The panel's recommendations will be presented to the state board of education next month.

If approved by the board, they will be phased in over the next 10 years.

Miriam A. Leiva, chairman of the panel and associate professor of mathematics at the University of North Carolina at Chapel Hill, said the proposals would emphasize problem-solving skills and and the use of calculators and computers in elementary school. The task force recommended a wide range of changes involving time on task, teacher certification and pay, and class size. The recommendations include:

Requiring 60 minutes of mathematics instruction daily in elementary schools and 55 minutes in middle schools, and increasing high-school graduation requirements in mathematics from two to three years.

Paying higher salaries to fully certified mathematics teachers and providing opportunities for outside activities such as college courses in the discipline.

Requiring elementary-school teachers to pass a competency examination in mathematics.

Requiring all secondary-school mathematics teachers to be certified in the field, beginning with the 1985-86 school year.

The package approved by the Virginia Board of Education has been under discussion for several months. (See Education Week, June 8, 1983.)
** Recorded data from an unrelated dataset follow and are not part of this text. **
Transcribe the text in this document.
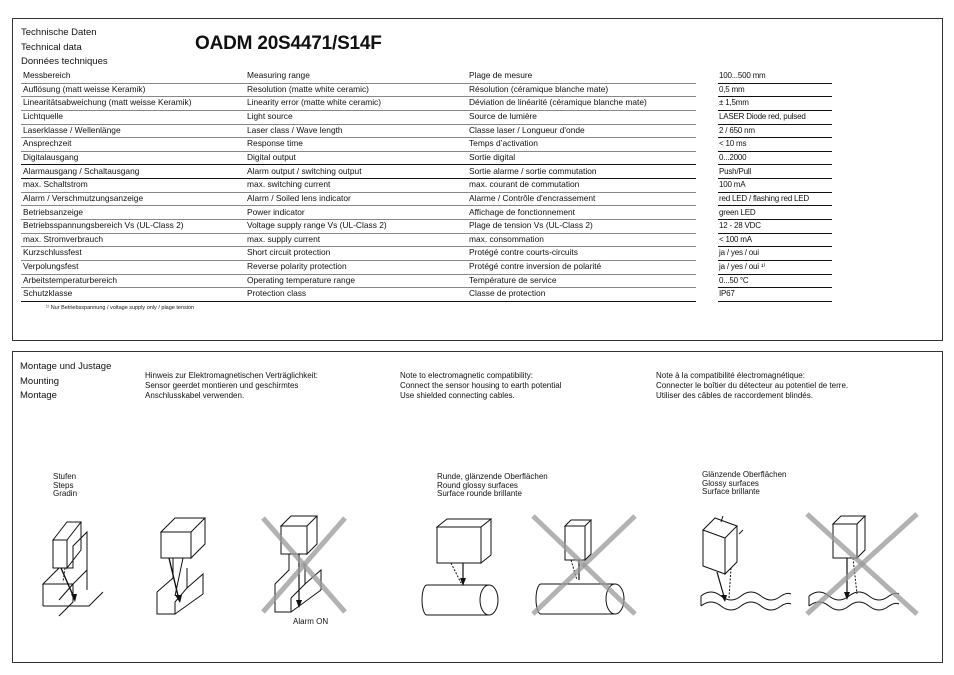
Technische Daten
Technical data
Données techniques
OADM 20S4471/S14F
Messbereich	Measuring range	Plage de mesure	100...500 mm
Auflösung (matt weisse Keramik)	Resolution (matte white ceramic)	Résolution (céramique blanche mate)	0,5 mm
Linearitätsabweichung (matt weisse Keramik)	Linearity error (matte white ceramic)	Déviation de linéarité (céramique blanche mate)	± 1,5mm
Lichtquelle	Light source	Source de lumière	LASER Diode red, pulsed
Laserklasse / Wellenlänge	Laser class / Wave length	Classe laser / Longueur d'onde	2 / 650 nm
Ansprechzeit	Response time	Temps d’activation	< 10 ms
Digitalausgang	Digital output	Sortie digital	0...2000
Alarmausgang / Schaltausgang	Alarm output / switching output	Sortie alarme / sortie commutation	Push/Pull
max. Schaltstrom	max. switching current	max. courant de commutation	100 mA
Alarm / Verschmutzungsanzeige	Alarm / Soiled lens indicator	Alarme / Contrôle d'encrassement	red LED / flashing red LED
Betriebsanzeige	Power indicator	Affichage de fonctionnement	green LED
Betriebsspannungsbereich Vs (UL-Class 2)	Voltage supply range Vs (UL-Class 2)	Plage de tension Vs (UL-Class 2)	12 - 28 VDC
max. Stromverbrauch	max. supply current	max. consommation	< 100 mA
Kurzschlussfest	Short circuit protection	Protégé contre courts-circuits	ja / yes / oui
Verpolungsfest	Reverse polarity protection	Protégé contre inversion de polarité	ja / yes / oui ¹⁾
Arbeitstemperaturbereich	Operating temperature range	Température de service	0...50 °C
Schutzklasse	Protection class	Classe de protection	IP67
¹⁾ Nur Betriebsspannung / voltage supply only / plage tension
Montage und Justage
Mounting
Montage
Hinweis zur Elektromagnetischen Verträglichkeit:
Sensor geerdet montieren und geschirmtes
Anschlusskabel verwenden.
Note to electromagnetic compatibility:
Connect the sensor housing to earth potential
Use shielded connecting cables.
Note à la compatibilité électromagnétique:
Connecter le boîtier du détecteur au potentiel de terre.
Utiliser des câbles de raccordement blindés.
Stufen
Steps
Gradin
Runde, glänzende Oberflächen
Round glossy surfaces
Surface rounde brillante
Glänzende Oberflächen
Glossy surfaces
Surface brillante
Alarm ON
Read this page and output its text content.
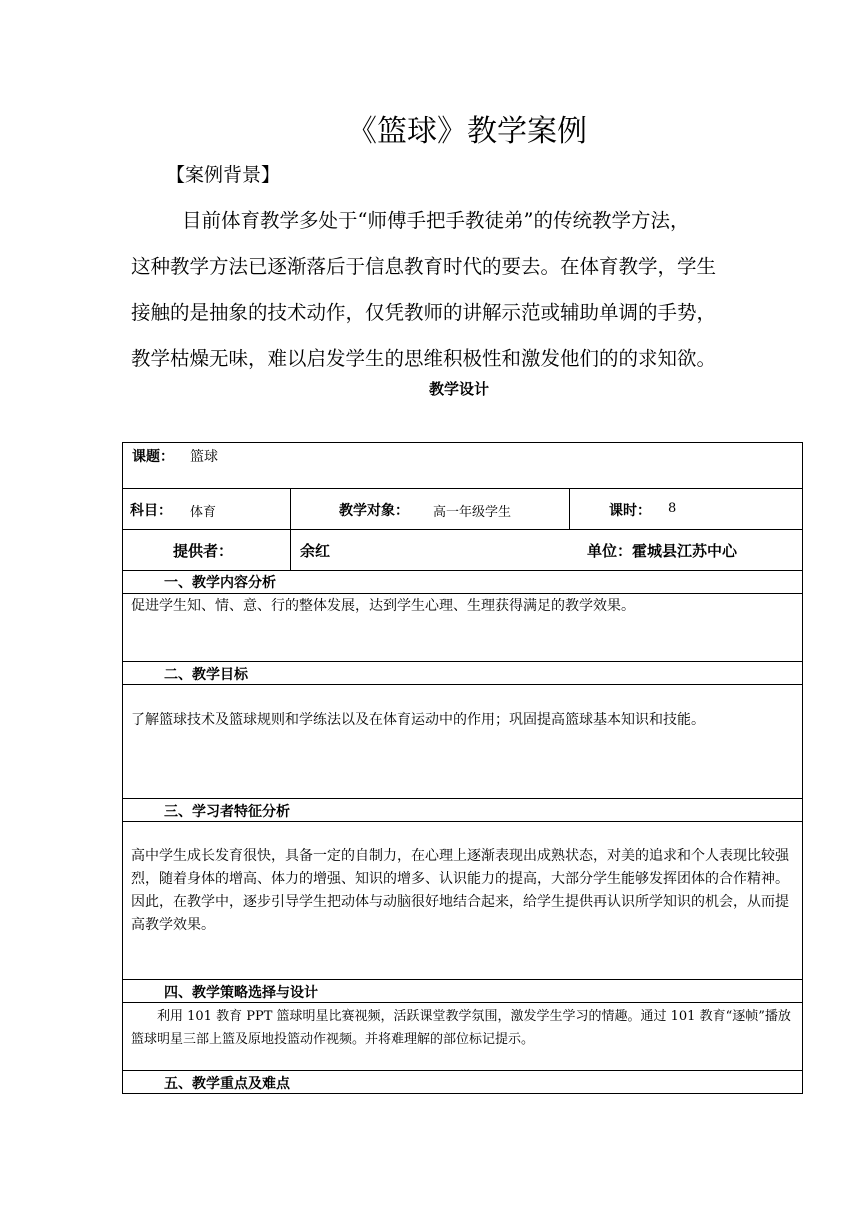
《篮球》教学案例
【案例背景】
目前体育教学多处于“师傅手把手教徒弟”的传统教学方法，
这种教学方法已逐渐落后于信息教育时代的要去。在体育教学，学生
接触的是抽象的技术动作，仅凭教师的讲解示范或辅助单调的手势，
教学枯燥无味，难以启发学生的思维积极性和激发他们的的求知欲。
教学设计
课题： 篮球
科目： 体育	教学对象： 高一年级学生	课时： 8
提供者：	余红	单位：霍城县江苏中心
一、教学内容分析
促进学生知、情、意、行的整体发展，达到学生心理、生理获得满足的教学效果。
二、教学目标
了解篮球技术及篮球规则和学练法以及在体育运动中的作用；巩固提高篮球基本知识和技能。
三、学习者特征分析
高中学生成长发育很快，具备一定的自制力，在心理上逐渐表现出成熟状态，对美的追求和个人表现比较强烈，随着身体的增高、体力的增强、知识的增多、认识能力的提高，大部分学生能够发挥团体的合作精神。因此，在教学中，逐步引导学生把动体与动脑很好地结合起来，给学生提供再认识所学知识的机会，从而提高教学效果。
四、教学策略选择与设计
利用 101 教育 PPT 篮球明星比赛视频，活跃课堂教学氛围，激发学生学习的情趣。通过 101 教育“逐帧”播放篮球明星三部上篮及原地投篮动作视频。并将难理解的部位标记提示。
五、教学重点及难点
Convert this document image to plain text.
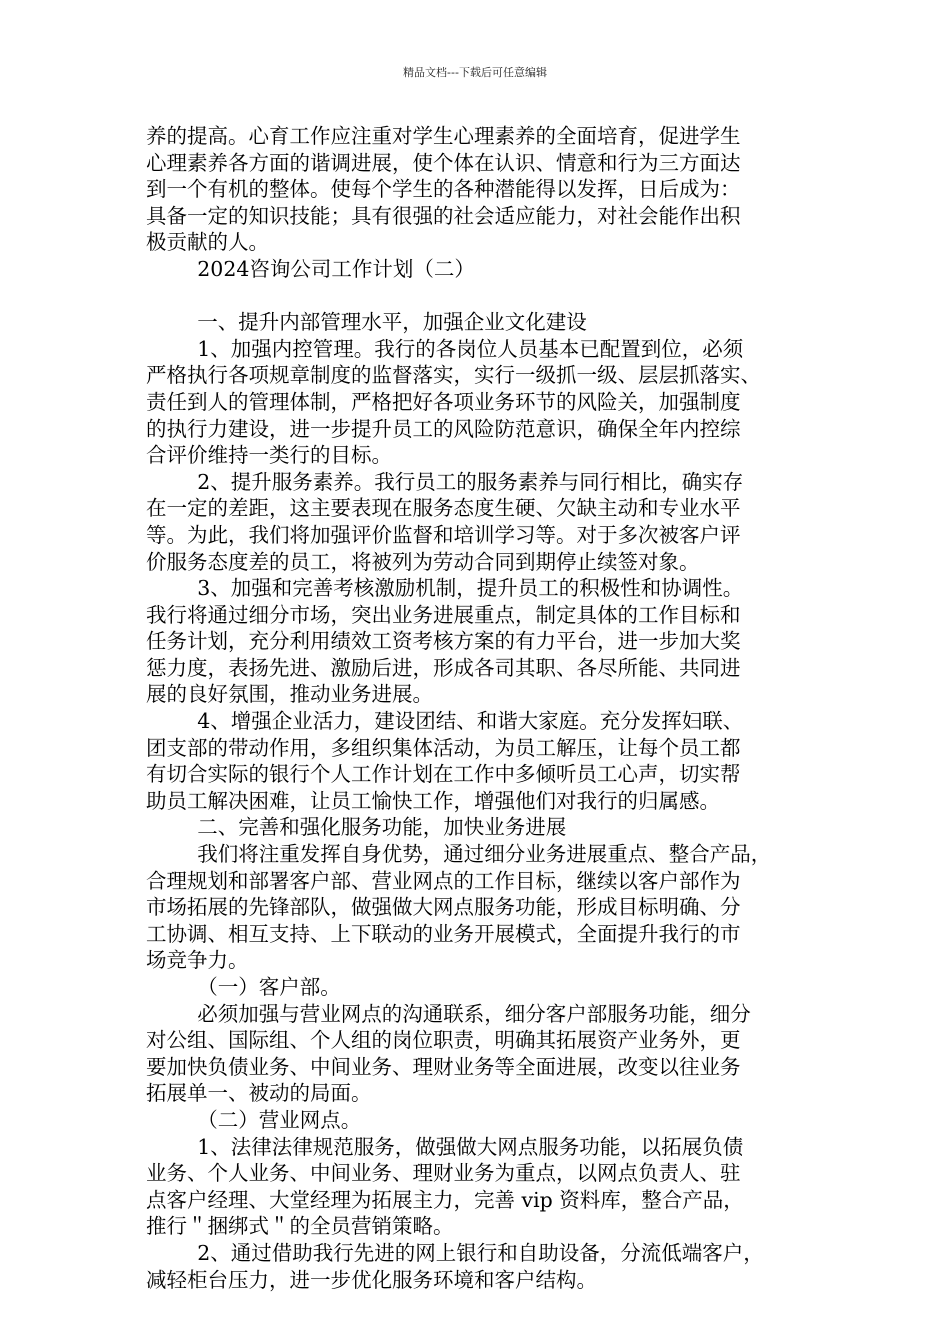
精品文档---下载后可任意编辑

养的提高。心育工作应注重对学生心理素养的全面培育，促进学生

心理素养各方面的谐调进展，使个体在认识、情意和行为三方面达

到一个有机的整体。使每个学生的各种潜能得以发挥，日后成为：

具备一定的知识技能；具有很强的社会适应能力，对社会能作出积

极贡献的人。

2024咨询公司工作计划（二）

一、提升内部管理水平，加强企业文化建设

1、加强内控管理。我行的各岗位人员基本已配置到位，必须

严格执行各项规章制度的监督落实，实行一级抓一级、层层抓落实、

责任到人的管理体制，严格把好各项业务环节的风险关，加强制度

的执行力建设，进一步提升员工的风险防范意识，确保全年内控综

合评价维持一类行的目标。

2、提升服务素养。我行员工的服务素养与同行相比，确实存

在一定的差距，这主要表现在服务态度生硬、欠缺主动和专业水平

等。为此，我们将加强评价监督和培训学习等。对于多次被客户评

价服务态度差的员工，将被列为劳动合同到期停止续签对象。

3、加强和完善考核激励机制，提升员工的积极性和协调性。

我行将通过细分市场，突出业务进展重点，制定具体的工作目标和

任务计划，充分利用绩效工资考核方案的有力平台，进一步加大奖

惩力度，表扬先进、激励后进，形成各司其职、各尽所能、共同进

展的良好氛围，推动业务进展。

4、增强企业活力，建设团结、和谐大家庭。充分发挥妇联、

团支部的带动作用，多组织集体活动，为员工解压，让每个员工都

有切合实际的银行个人工作计划在工作中多倾听员工心声，切实帮

助员工解决困难，让员工愉快工作，增强他们对我行的归属感。

二、完善和强化服务功能，加快业务进展

我们将注重发挥自身优势，通过细分业务进展重点、整合产品，

合理规划和部署客户部、营业网点的工作目标，继续以客户部作为

市场拓展的先锋部队，做强做大网点服务功能，形成目标明确、分

工协调、相互支持、上下联动的业务开展模式，全面提升我行的市

场竞争力。

（一）客户部。

必须加强与营业网点的沟通联系，细分客户部服务功能，细分

对公组、国际组、个人组的岗位职责，明确其拓展资产业务外，更

要加快负债业务、中间业务、理财业务等全面进展，改变以往业务

拓展单一、被动的局面。

（二）营业网点。

1、法律法律规范服务，做强做大网点服务功能，以拓展负债

业务、个人业务、中间业务、理财业务为重点，以网点负责人、驻

点客户经理、大堂经理为拓展主力，完善 vip 资料库，整合产品，

推行＂捆绑式＂的全员营销策略。

2、通过借助我行先进的网上银行和自助设备，分流低端客户，

减轻柜台压力，进一步优化服务环境和客户结构。
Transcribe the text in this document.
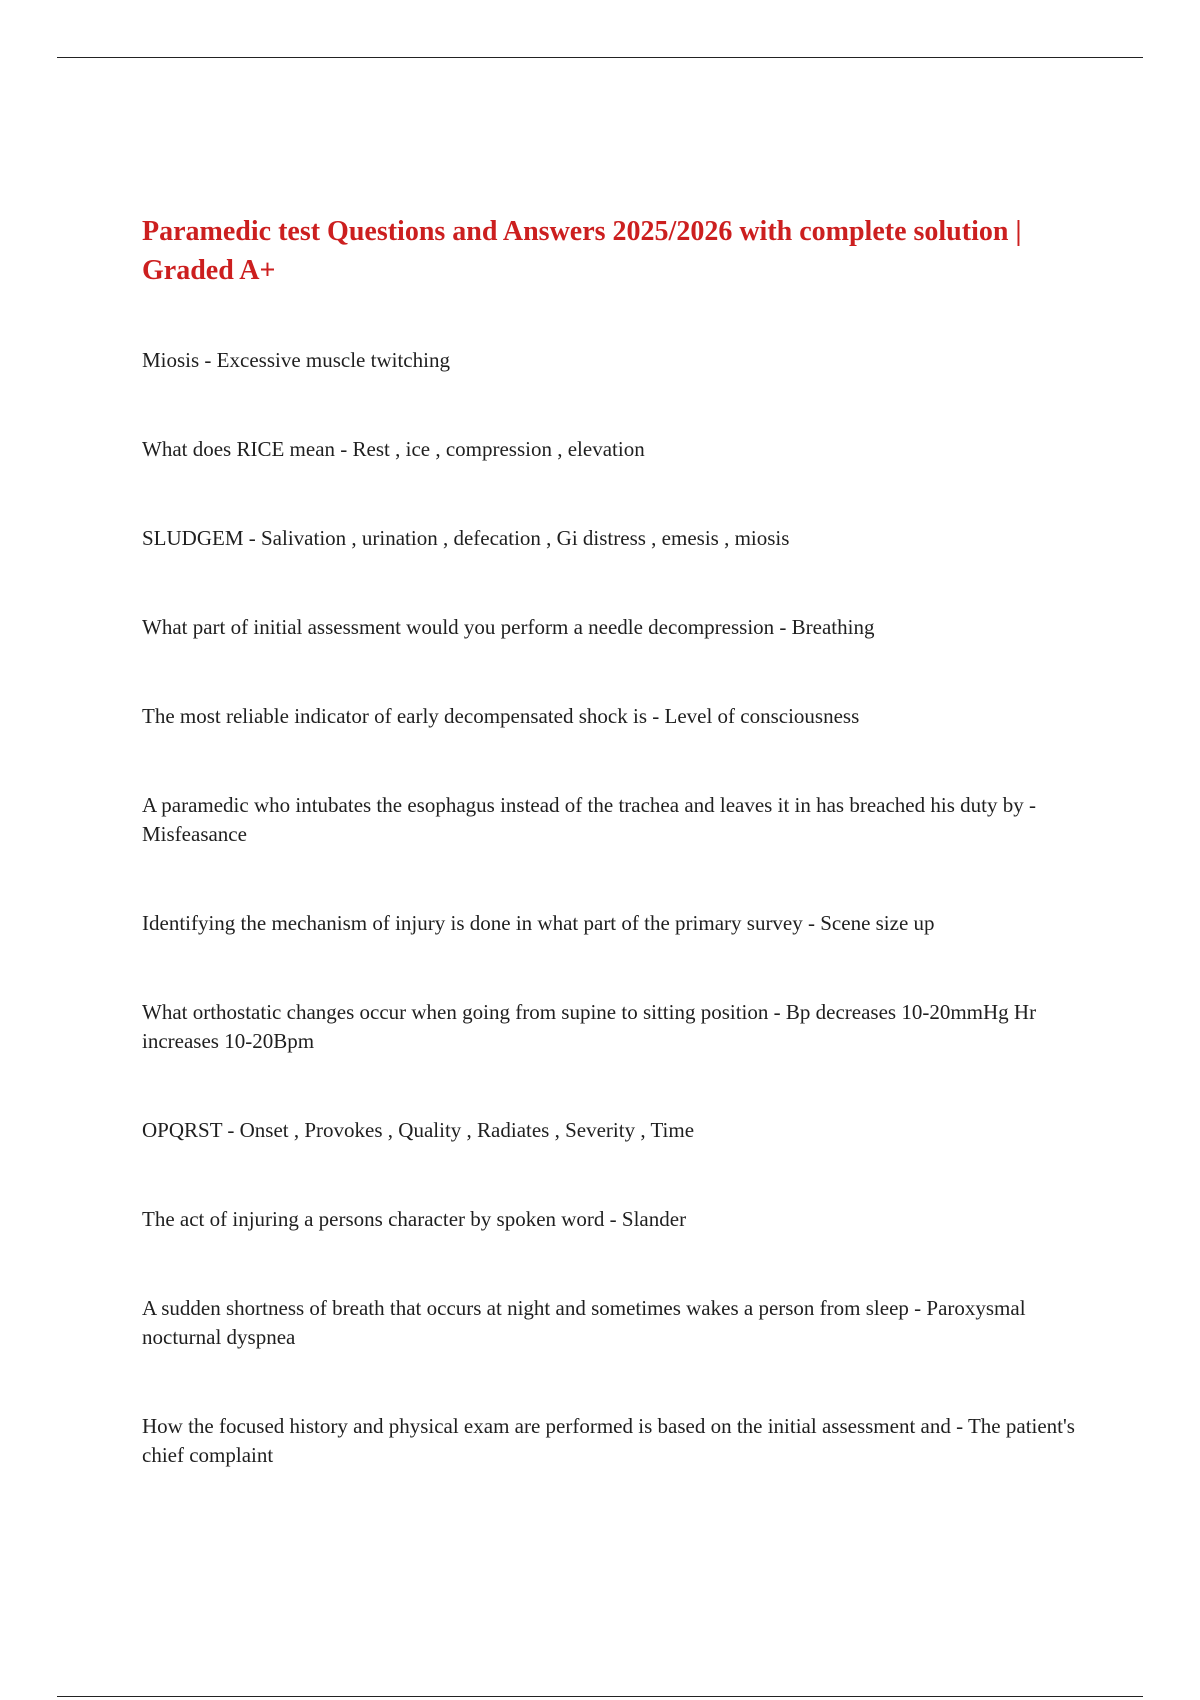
Paramedic test Questions and Answers 2025/2026 with complete solution | Graded A+
Miosis - Excessive muscle twitching
What does RICE mean - Rest , ice , compression , elevation
SLUDGEM - Salivation , urination , defecation , Gi distress , emesis , miosis
What part of initial assessment would you perform a needle decompression - Breathing
The most reliable indicator of early decompensated shock is - Level of consciousness
A paramedic who intubates the esophagus instead of the trachea and leaves it in has breached his duty by - Misfeasance
Identifying the mechanism of injury is done in what part of the primary survey - Scene size up
What orthostatic changes occur when going from supine to sitting position - Bp decreases 10-20mmHg Hr increases 10-20Bpm
OPQRST - Onset , Provokes , Quality , Radiates , Severity , Time
The act of injuring a persons character by spoken word - Slander
A sudden shortness of breath that occurs at night and sometimes wakes a person from sleep - Paroxysmal nocturnal dyspnea
How the focused history and physical exam are performed is based on the initial assessment and - The patient's chief complaint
The change puts college-bound students on a more rigorous academic "track" than other students and increases the number of courses that students must take in basic subjects to graduate.

Under the plan, which will go into effect in the fall of 1984, all students will be required to complete at least 20 credits to graduate, and students who plan to attend college will need 22 credits.

All students are now required to complete a minimum of 18 credits. They must state by the 8th grade which program they intend to follow.